Materials and Methods
Cells, Vectors, Antibodies and Viruses
Primary CEF cells were prepared from 9–10 d embryos of Suqin Yellow chicken (one of Chinese local breed) and cultured using Dulbecco’s Modified Eagle’s Medium (Gibco) supplemented with 10% (v/v) fetal bovine serum, 100 IU/mL ampicillin and 100 µg/mL streptomycin. The culture condition was maintained in 5% of CO2 and humidified atmosphere at 37°C. Cells were passaged every 2∼3 days. Eukaryotic expression vector pcDNA3.0 (Invitrogen) was used to express the chickenMx (the Asn631 genotype) and NA and Mx-NA cDNAs under the control of cytomegalovirus (CMV) promoter and bovine growth hormone (BGH) poly A signal. NA and Mx antibody were provided by Dr.
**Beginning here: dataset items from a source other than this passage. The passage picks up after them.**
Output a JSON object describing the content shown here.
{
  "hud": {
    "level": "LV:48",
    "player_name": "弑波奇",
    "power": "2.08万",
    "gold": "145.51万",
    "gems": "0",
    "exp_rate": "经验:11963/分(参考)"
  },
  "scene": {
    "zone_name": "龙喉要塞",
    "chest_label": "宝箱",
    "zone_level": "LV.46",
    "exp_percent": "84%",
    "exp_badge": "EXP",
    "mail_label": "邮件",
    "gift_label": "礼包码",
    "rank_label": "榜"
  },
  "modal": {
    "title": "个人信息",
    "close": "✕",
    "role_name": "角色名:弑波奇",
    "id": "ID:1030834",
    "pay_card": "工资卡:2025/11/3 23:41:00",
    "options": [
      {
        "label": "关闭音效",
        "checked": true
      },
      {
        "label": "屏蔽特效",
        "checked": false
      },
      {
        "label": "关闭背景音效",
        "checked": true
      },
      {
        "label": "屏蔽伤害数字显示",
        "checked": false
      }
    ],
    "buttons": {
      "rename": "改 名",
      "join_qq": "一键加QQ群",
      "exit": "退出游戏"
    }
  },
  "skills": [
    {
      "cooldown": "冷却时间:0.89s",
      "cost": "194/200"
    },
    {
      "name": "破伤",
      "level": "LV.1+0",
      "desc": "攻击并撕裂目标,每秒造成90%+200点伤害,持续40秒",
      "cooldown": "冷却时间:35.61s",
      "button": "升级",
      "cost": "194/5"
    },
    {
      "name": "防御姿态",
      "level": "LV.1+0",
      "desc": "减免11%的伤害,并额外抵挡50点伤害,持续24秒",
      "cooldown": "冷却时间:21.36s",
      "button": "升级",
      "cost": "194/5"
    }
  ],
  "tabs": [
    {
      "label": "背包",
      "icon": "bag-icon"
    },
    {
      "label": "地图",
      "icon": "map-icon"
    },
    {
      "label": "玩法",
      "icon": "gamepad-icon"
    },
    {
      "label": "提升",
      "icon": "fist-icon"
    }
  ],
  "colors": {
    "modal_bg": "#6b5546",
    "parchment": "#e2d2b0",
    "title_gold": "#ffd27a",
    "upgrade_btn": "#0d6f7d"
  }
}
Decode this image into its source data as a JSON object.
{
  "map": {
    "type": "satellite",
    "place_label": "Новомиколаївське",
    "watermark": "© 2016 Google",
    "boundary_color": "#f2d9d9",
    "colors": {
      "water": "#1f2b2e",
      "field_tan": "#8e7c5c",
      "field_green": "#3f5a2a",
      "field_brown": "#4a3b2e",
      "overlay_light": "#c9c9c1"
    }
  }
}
Wenbo Liu at the College of Veterinary Medicine, Yangzhou University; pathogenic NDV F48E8 strain was provided by Dr. Guoqiang Zhu at the College of Veterinary Medicine, Yangzhou University.
Vector Construction
NA gene (A/Ck/YN/115/2004(H5N1) was amplified by using the primer pair Forward: 5′-CCGCCGGAATTCATGAATCCAAATCAAAAG-3′ and Reverse: 5′-CCGCCGCTCGAGCTACTTGTCAATGGTGAATG-3′ with the EcoR I and Xho I restriction site. Mx gene was amplified by 5′-GCCCGATATCATGAACAATCCACGGTCCAAC-3′ and 5′-CCGGATCGATCTACAGAGACTTAAAGTC-3′ with the EcoR V and Cla I restriction site. Then, pVITRO2-NA, pVITRO2-Mx and pVITRO2-Mx-NA were constructed, respectively. The plasmid construction process of pVITRO2-Mx-NA was shown in Fig. 1.
Figure 1
The plasmid profile of pVITRO2-Mx-NA.
Plasmid pVITRO2-hygro-mcs was conducted, then Mx was inserted into MCS1(EcoR V and Cla I) and NA was insereted into the MCS2(EcoR I and Xho I restriction site).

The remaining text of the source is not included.